Graded on a Curve: Dolphin Midwives,
Body of Water

Dolphin Midwives is the recording and performance moniker of Portland, OR-based harpist, vocalist, sound artist, and composer Sage Fisher. Her chosen instrument might lead the uninitiated to anticipate ornate cascades of gorgeous pluck, but woah there, partner; while not lacking in glistening strings, Fisher’s latest gravitates toward the realms of contemporary experimental pop. Huh? But as the record unwinds, the inviting unusualness of its contents make it clear that Fisher hasn’t neglected her strengths. That’s nice. Available digitally, on CD and on either black or limited (100 copies, signed and numbered by Fisher) transparent aqua blue 140-gram vinyl, Body of Water is out now via Beacon Sound.

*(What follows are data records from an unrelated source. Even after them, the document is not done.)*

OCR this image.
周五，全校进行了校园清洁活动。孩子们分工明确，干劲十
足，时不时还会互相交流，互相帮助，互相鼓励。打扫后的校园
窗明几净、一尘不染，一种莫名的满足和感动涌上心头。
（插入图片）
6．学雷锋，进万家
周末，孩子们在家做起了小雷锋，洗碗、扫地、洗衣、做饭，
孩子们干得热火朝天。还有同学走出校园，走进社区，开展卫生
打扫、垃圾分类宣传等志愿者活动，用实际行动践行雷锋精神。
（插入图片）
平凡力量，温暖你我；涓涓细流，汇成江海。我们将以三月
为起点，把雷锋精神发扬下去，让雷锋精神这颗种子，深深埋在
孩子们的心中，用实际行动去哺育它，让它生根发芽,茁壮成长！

The cassette Orchid Milk was Dolphin Midwives’ first release, coming out in 2016 in an edition of 100 copies on the Obsolete Media Objects label, though it is Liminal Garden, which arrived early in 2019, that is designated as the project’s debut studio album. Body of Water, produced with Tucker Martine, is its boldly conceived follow-up.

Fisher has been additionally busy since the release of Orchid Milk, with her installation Naturaphones, which featured “large-scale interactive acoustic sculptures, ambient performance, and sculptural prototypes,” culminating a six-month residency for the Pacific Northwest College of Art and the Oregon College of Art & Craft. She also formed Dröna Choir in 2017 to realize invisibility ritual, her choral work intended to be performed on the new moon and in complete darkness.

That sounds like the makings of a good time, but it’s Fisher’s 2018 sound art performance/ installation Break: preparations for the apocalypse that’s most pertinent to Body of Water, as “Break,” with lyrics indeed referencing the apocalypse, is the album’s sixth track out of a dozen, standing as a mid-way point showcase that mingles experimental pop qualities, and the pleasantness of Fisher’s singing in particular, with the breadth of ambition that helps to define sound art. “Break” travels a considerable sonic distance, from jungle war ambience giving way to an enveloping vocal swirl, and all in just five minutes.

But in opening track “Hyperobject,” she leans heavily toward the experimental side of the equation, with sampled voice repetition accompanied by clicking canned percussion. In the span of 90 seconds, the intensity rapidly rises into a typhoon of stuttering CDs, angry typewriters and video game submachine guns, and then just as quickly, calms the fuck back down.

The title track swings over to the pop side of the spectrum. Vocally, Fisher can inspire a comparison to Kate Bush, though even with the contempo sheen (a la synthetic bass throbs and ample voice effects), she’s tapping into and indeed effectively extending the grand tradition of Laurie Anderson, which is cool, especially as the next track “Bloom” establishes a skittering chattering echo-laden vocal base (repeating the word “everything”) for Fisher to sing atop as keyboard tones loom large in the mix.

This is all fine enough on its own, but Body of Water excels through frequent structural shifts inside individual selections, e.g., the foundation of “Bloom” drifting away, with Fisher’s vocals soaring and then getting gently chopped up (not screwed) as the track winds to a close. “Night Vision” does something similar, beginning with layered rhythms as her vocals gradually enter the scene, only to become the sole focus, multi-tracked and pitch altered, at song’s end.

At the start, “Capricorn” sounds as if it’s scored for voice, computerized calliopes, a distant teletype machine, and briefly, a vacuum cleaner as heard through the wall from the office next door, but for the track’s finish, Fisher navigates toward another pop featherbed and totally sticks the landing. The emphasis on pop continues in “Clearing,” but in a refreshing mode again recalling Bush, though once more the unexpected occurs as the track gets infiltrated with what could be a field recording of nature sounds. A body of water, perhaps.

“Hummingbird I” and “Hummingbird II” cohere into a late delight, diving deeper into motifs explored earlier on the record, the skitter-chatter of “Bloom” subtly altered to apropos flutter and then stretched out (but not in the way you might think), and with sequential absorption essential to gather the full effect. The benefits of listening in order extend to Body of Water as a whole, even as I wrote about “Break” first and then saved the three tracks that foreground Fisher’s harp playing, “Fountain,” “Idyll,” and the album-concluding “Sunbathing” (the best of the bunch), for last.

All three magnify her abilities as a harpist and provide the album’s landscape with a further expansion/ integration, as each track contains subtle elements of Fisher’s sound artistry (but alas, no vocals). And so, Fisher hasn’t abandoned the harp in the pursuit of the experimental but has instead interwoven the instrument into Dolphin Midwives’ overall scheme. Sly! The result is that Body of Water is surprising on introduction and cohesively constructed, sporting diversity that flowers over repeated listens. It is a fully-formed, welcoming LP.